The conference will consist of plenary sessions, poster sessions, 4 (four) workshops, and 5 (five) scientific round-table discussions.
MCIF: How do you value the importance of the conference for the Indonesian health service?
MG Tjen: This conference will contribute to the development of military medicine as well as increase capacity building in Indonesia, since we see ICMM as the world’s leading professional organization in the field of military medicine. It leads the profession in setting standards and guidelines in the military medicine field.
MCIF: Could you please illustrate the character and intensity of cooperation between the Indonesian health service and the health services of other nations?
MG Tjen: The Indonesian health service (Ministry of Health) has been active in bilateral and multilateral cooperation within the region and worldwide, such as ASEAN, Asia Pacific, and so on. These co-operations are aimed at sharing knowledge among nations, setting up standards and guidelines to ensure interoperability of medical service personnel, with a common standard of practice (SOP) which has been examined for future applications.

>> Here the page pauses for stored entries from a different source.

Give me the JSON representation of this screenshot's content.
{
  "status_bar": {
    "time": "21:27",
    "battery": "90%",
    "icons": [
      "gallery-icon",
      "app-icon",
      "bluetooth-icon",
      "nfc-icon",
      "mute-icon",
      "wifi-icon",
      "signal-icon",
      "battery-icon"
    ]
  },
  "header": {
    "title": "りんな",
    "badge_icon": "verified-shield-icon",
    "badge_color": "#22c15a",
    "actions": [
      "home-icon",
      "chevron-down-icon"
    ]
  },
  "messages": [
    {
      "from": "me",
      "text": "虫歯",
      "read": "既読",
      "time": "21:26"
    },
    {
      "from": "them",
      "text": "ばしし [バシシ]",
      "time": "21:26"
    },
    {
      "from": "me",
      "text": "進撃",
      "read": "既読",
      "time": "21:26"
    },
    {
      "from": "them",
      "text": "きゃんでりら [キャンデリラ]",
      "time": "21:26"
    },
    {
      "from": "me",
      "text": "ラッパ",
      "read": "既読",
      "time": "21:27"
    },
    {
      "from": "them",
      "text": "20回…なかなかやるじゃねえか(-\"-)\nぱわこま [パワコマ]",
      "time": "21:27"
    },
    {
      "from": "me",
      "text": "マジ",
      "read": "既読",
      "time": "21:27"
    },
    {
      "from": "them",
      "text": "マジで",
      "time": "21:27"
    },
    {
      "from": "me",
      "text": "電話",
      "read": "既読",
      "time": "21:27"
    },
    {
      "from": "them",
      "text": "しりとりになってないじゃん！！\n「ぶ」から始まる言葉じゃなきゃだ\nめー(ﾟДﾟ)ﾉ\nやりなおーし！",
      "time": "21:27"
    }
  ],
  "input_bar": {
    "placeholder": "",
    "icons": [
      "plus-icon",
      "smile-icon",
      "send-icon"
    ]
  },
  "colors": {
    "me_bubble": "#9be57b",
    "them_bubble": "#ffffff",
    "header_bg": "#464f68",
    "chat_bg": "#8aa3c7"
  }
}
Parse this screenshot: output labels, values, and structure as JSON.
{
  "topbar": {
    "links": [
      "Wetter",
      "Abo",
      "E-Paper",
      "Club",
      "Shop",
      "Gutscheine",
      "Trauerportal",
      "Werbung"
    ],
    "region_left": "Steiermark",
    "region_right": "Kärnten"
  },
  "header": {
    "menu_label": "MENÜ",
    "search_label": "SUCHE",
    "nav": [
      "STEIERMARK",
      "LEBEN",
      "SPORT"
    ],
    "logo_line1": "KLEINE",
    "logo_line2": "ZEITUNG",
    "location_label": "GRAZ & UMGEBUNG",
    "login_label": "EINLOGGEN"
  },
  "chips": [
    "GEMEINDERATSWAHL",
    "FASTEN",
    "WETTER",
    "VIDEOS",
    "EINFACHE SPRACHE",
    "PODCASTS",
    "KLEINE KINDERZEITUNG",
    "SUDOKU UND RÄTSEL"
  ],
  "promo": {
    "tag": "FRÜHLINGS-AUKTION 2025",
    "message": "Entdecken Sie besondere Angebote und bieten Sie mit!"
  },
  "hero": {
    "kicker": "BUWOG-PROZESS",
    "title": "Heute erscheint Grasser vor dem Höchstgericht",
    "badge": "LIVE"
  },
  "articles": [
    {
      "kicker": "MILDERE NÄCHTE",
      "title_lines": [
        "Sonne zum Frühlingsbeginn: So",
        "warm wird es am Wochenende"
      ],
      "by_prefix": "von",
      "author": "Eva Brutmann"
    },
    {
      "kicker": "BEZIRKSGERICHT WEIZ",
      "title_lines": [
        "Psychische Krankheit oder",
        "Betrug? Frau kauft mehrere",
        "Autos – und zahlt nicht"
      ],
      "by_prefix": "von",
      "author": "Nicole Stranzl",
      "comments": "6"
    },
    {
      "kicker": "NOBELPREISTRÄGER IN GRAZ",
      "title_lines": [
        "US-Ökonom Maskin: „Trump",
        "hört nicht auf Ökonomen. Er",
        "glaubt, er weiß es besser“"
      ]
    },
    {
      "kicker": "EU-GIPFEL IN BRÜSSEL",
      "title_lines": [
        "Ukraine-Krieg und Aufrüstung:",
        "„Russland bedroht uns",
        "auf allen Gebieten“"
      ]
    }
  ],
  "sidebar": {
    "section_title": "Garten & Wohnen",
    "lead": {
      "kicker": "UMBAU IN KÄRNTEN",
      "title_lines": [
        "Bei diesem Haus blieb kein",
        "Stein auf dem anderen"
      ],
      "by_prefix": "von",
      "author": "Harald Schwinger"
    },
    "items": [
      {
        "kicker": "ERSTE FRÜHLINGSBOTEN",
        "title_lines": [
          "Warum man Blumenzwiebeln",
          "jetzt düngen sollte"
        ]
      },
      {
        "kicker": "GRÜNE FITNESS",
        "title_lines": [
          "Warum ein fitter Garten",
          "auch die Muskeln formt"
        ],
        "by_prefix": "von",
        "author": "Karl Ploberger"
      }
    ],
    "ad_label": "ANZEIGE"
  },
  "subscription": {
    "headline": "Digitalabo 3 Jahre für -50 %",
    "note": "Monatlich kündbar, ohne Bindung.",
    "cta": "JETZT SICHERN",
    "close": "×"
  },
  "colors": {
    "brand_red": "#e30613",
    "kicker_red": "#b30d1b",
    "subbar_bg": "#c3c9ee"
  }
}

MCIF: Our readers probably would be interested in an example of such an international cooperation.
MG Tjen: To name just a few of the international co-operations we have been involved in: Pacific Partnership, ASEAN Defense Minister’s Meeting (ADMM), Asia Pacific Military Medicine Conference (APMMC), and many more.
MCIF: The industrial exhibition is usually an important part of such conferences. Is there a message you want to transmit to the international industrial partners in order to encourage them to take part in the exhibition?
BG Putranto: Being the 4th populous nation and maritime country also reflects on the large military authority of the Indonesian National Armed Forces (TNI) including the Army (TNI-AD), Navy (TNI-AL), Indonesian Marine Corps (Korps Marinir) and Air Force (TNI-AU), and additionally, the Indonesian police (POLRI). This has resulted in a large military medical services organization existing in Indonesia. At present, there is still a growing demand for military hospitals in Indonesia as well as up-to-date medical technology to provide healthcare of military personnel spread over 33 provinces within the country. Some type 2 hospitals will also participate at the Exhibition.
Moreover, many participants from 114 ICMM member countries are specifically responsible in military medicine and involved in the policy making and/or decision process in their respective countries.
I believe this is a huge market that industry cannot pass!
MCIF: General Tjen, General Putranto, let me express my sincerest gratitude not only for granting MCIF this interview but particularly for your concise yet comprehensive statements and the clear and helpful information on the 41st ICMM World Congress on Military Medicine for the benefit of our readers as well as of potential participants from the medical industry.
Please allow me to personally wish you and your team and your great nation all the possible success with hosting and implementing this distinguished international congress!